We tend to think that the way things are now is the way they’ll always be. Therefore, it is tempting for franchisors to spend when the economy is good and save when things go south, but sometimes the opposite view is more appropriate. Business owners don’t want to be in a position where they have to deal with the crisis today — they want to be prepared six months ago. The contrarian view is sometimes the key to achieving that pattern, especially in franchising where economic downturns have historically resulted in an increase of interest for the industry

Team Diversity

Duke underlines the importance of creating an environment where teams are comfortable disagreeing with the norm. Teams tend to agree with each other, which can hinder new ideas or innovative recovery strategies. There are many unintentional ways that business owners suppress differing perspectives when consulting team members on decision making. 

“If you want to get the best, most complete range of opinions on how a business could be affected, both positively and negatively in any given situation, simply email your team and ask everyone to send ideas directly to you without replying all,” said Duke. “Let them give their ideas independently.
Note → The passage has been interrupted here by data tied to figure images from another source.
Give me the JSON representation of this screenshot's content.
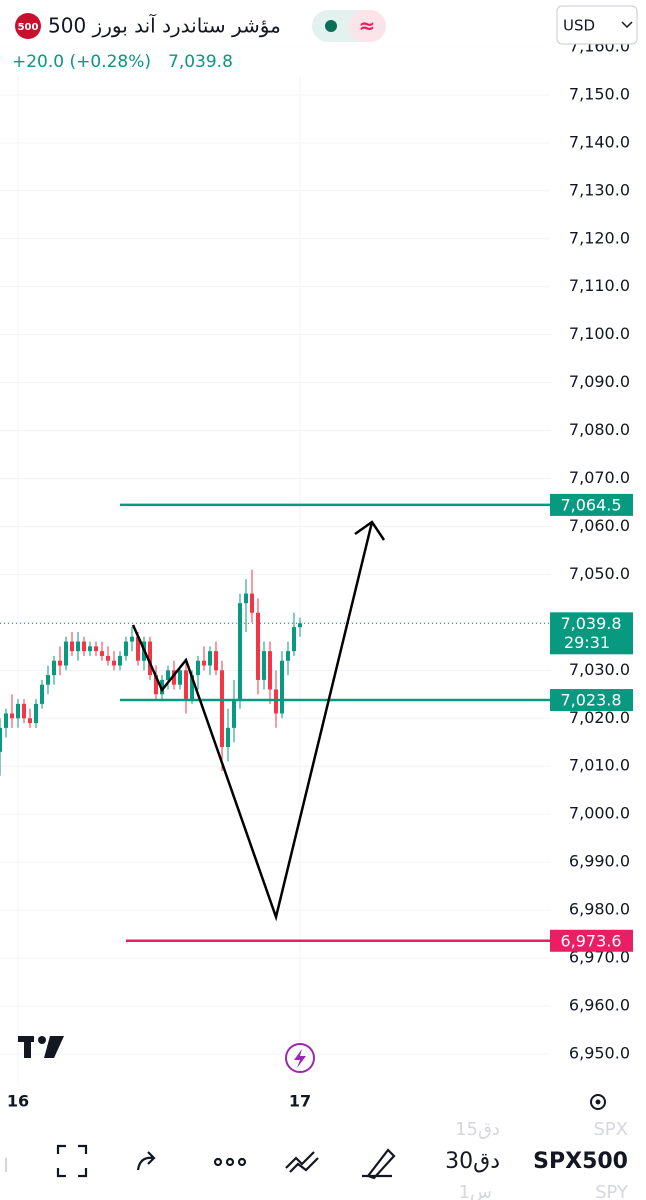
{
  "header": {
    "badge": "500",
    "title": "مؤشر ستاندرد آند بورز 500",
    "change": "+20.0 (+0.28%)",
    "price": "7,039.8",
    "currency": "USD"
  },
  "chart_data": {
    "type": "candlestick",
    "x": [
      0,
      1,
      2,
      3,
      4,
      5,
      6,
      7,
      8,
      9,
      10,
      11,
      12,
      13,
      14,
      15,
      16,
      17,
      18,
      19,
      20,
      21,
      22,
      23,
      24,
      25,
      26,
      27,
      28,
      29,
      30,
      31,
      32,
      33,
      34,
      35,
      36,
      37,
      38,
      39,
      40,
      41,
      42,
      43,
      44,
      45,
      46,
      47,
      48,
      49,
      50
    ],
    "open": [
      7013,
      7018,
      7021,
      7020,
      7023,
      7020,
      7019,
      7023,
      7027,
      7029,
      7032,
      7031,
      7036,
      7034,
      7036,
      7034,
      7035,
      7034,
      7033,
      7032,
      7031,
      7033,
      7036,
      7037,
      7032,
      7036,
      7029,
      7025,
      7028,
      7030,
      7027,
      7030,
      7024,
      7029,
      7032,
      7031,
      7034,
      7030,
      7014,
      7018,
      7024,
      7044,
      7046,
      7042,
      7028,
      7034,
      7026,
      7021,
      7032,
      7034,
      7039
    ],
    "high": [
      7020,
      7022,
      7025,
      7024,
      7024,
      7022,
      7024,
      7028,
      7031,
      7033,
      7035,
      7037,
      7038,
      7038,
      7037,
      7036,
      7036,
      7036,
      7035,
      7034,
      7034,
      7037,
      7039,
      7038,
      7037,
      7037,
      7031,
      7029,
      7031,
      7032,
      7031,
      7032,
      7030,
      7033,
      7035,
      7035,
      7036,
      7032,
      7022,
      7028,
      7046,
      7049,
      7051,
      7045,
      7036,
      7036,
      7030,
      7034,
      7036,
      7042,
      7041
    ],
    "low": [
      7008,
      7016,
      7018,
      7018,
      7019,
      7018,
      7018,
      7022,
      7025,
      7027,
      7029,
      7030,
      7033,
      7032,
      7033,
      7033,
      7033,
      7032,
      7031,
      7030,
      7030,
      7032,
      7034,
      7031,
      7030,
      7028,
      7024,
      7024,
      7026,
      7026,
      7026,
      7021,
      7023,
      7026,
      7030,
      7029,
      7029,
      7009,
      7011,
      7015,
      7022,
      7038,
      7040,
      7025,
      7026,
      7023,
      7018,
      7020,
      7029,
      7033,
      7037
    ],
    "close": [
      7018,
      7021,
      7020,
      7023,
      7020,
      7019,
      7023,
      7027,
      7029,
      7032,
      7031,
      7036,
      7034,
      7036,
      7034,
      7035,
      7034,
      7033,
      7032,
      7031,
      7033,
      7036,
      7037,
      7032,
      7036,
      7029,
      7025,
      7028,
      7030,
      7027,
      7030,
      7024,
      7029,
      7032,
      7031,
      7034,
      7030,
      7014,
      7018,
      7024,
      7044,
      7046,
      7042,
      7028,
      7034,
      7026,
      7021,
      7032,
      7034,
      7039,
      7039.8
    ],
    "up_color": "#089981",
    "down_color": "#f23645",
    "xlim": [
      0,
      91.67
    ],
    "xticks": [
      {
        "value": 3,
        "label": "16"
      },
      {
        "value": 50,
        "label": "17"
      }
    ],
    "ylim": [
      6944,
      7170
    ],
    "yticks": [
      {
        "value": 6950,
        "label": "6,950.0"
      },
      {
        "value": 6960,
        "label": "6,960.0"
      },
      {
        "value": 6970,
        "label": "6,970.0"
      },
      {
        "value": 6980,
        "label": "6,980.0"
      },
      {
        "value": 6990,
        "label": "6,990.0"
      },
      {
        "value": 7000,
        "label": "7,000.0"
      },
      {
        "value": 7010,
        "label": "7,010.0"
      },
      {
        "value": 7020,
        "label": "7,020.0"
      },
      {
        "value": 7030,
        "label": "7,030.0"
      },
      {
        "value": 7040,
        "label": "7,040.0"
      },
      {
        "value": 7050,
        "label": "7,050.0"
      },
      {
        "value": 7060,
        "label": "7,060.0"
      },
      {
        "value": 7070,
        "label": "7,070.0"
      },
      {
        "value": 7080,
        "label": "7,080.0"
      },
      {
        "value": 7090,
        "label": "7,090.0"
      },
      {
        "value": 7100,
        "label": "7,100.0"
      },
      {
        "value": 7110,
        "label": "7,110.0"
      },
      {
        "value": 7120,
        "label": "7,120.0"
      },
      {
        "value": 7130,
        "label": "7,130.0"
      },
      {
        "value": 7140,
        "label": "7,140.0"
      },
      {
        "value": 7150,
        "label": "7,150.0"
      },
      {
        "value": 7160,
        "label": "7,160.0"
      }
    ],
    "grid": true,
    "hlines": [
      {
        "value": 7064.5,
        "label": "7,064.5",
        "color": "#089981"
      },
      {
        "value": 7023.8,
        "label": "7,023.8",
        "color": "#089981"
      },
      {
        "value": 6973.6,
        "label": "6,973.6",
        "color": "#e91e63"
      }
    ],
    "last_price": {
      "value": 7039.8,
      "label": "7,039.8",
      "countdown": "29:31",
      "color": "#089981"
    }
  },
  "toolbar": {
    "symbol": "SPX500",
    "interval": "30دق",
    "above_interval": "15دق",
    "above_symbol": "SPX",
    "below_interval": "1س",
    "below_symbol": "SPY"
  }
}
Now you can collate that information and see where people came up with the same idea, where they came up with unique ideas and which ideas overlap.” 

It can be uncomfortable for teammates to disagree and there can be a lot of soft-pedaling. Emailing teams and asking them to not reply-all allows everyone’s opinions to bloom and reinforces the value and diversity of the team. It also makes for a culture where the team is cohesive not because they automatically agree on everything but because they’re all open-minded. In team meetings, people tend to lean on agreement and concur with each other and with whoever is facilitating the meeting.

Industry experts and established teams have a tendency to reinterpret data to fit their worldview, rather than reinterpret their model to fit the data. By continually creating predictive strategies or gathering new perspectives on a monthly basis, it ensures that business owners have the tools necessary to not only create the best path to recovery, but be better prepared for the next disaster.

“While this time may seem unprecedented, COVID-19 is actually just shining a light on the uncertainty that was always there,” said Duke. “As we recover from the crisis, it will be tempting to allow this uncertainty to fall back into the shadows. Don’t get lulled into that trap — the future is always uncertain and business owners need to do the strategic planning and teamwork to position themselves for success and quick recovery when tomorrow’s unexpected events inevitably come.”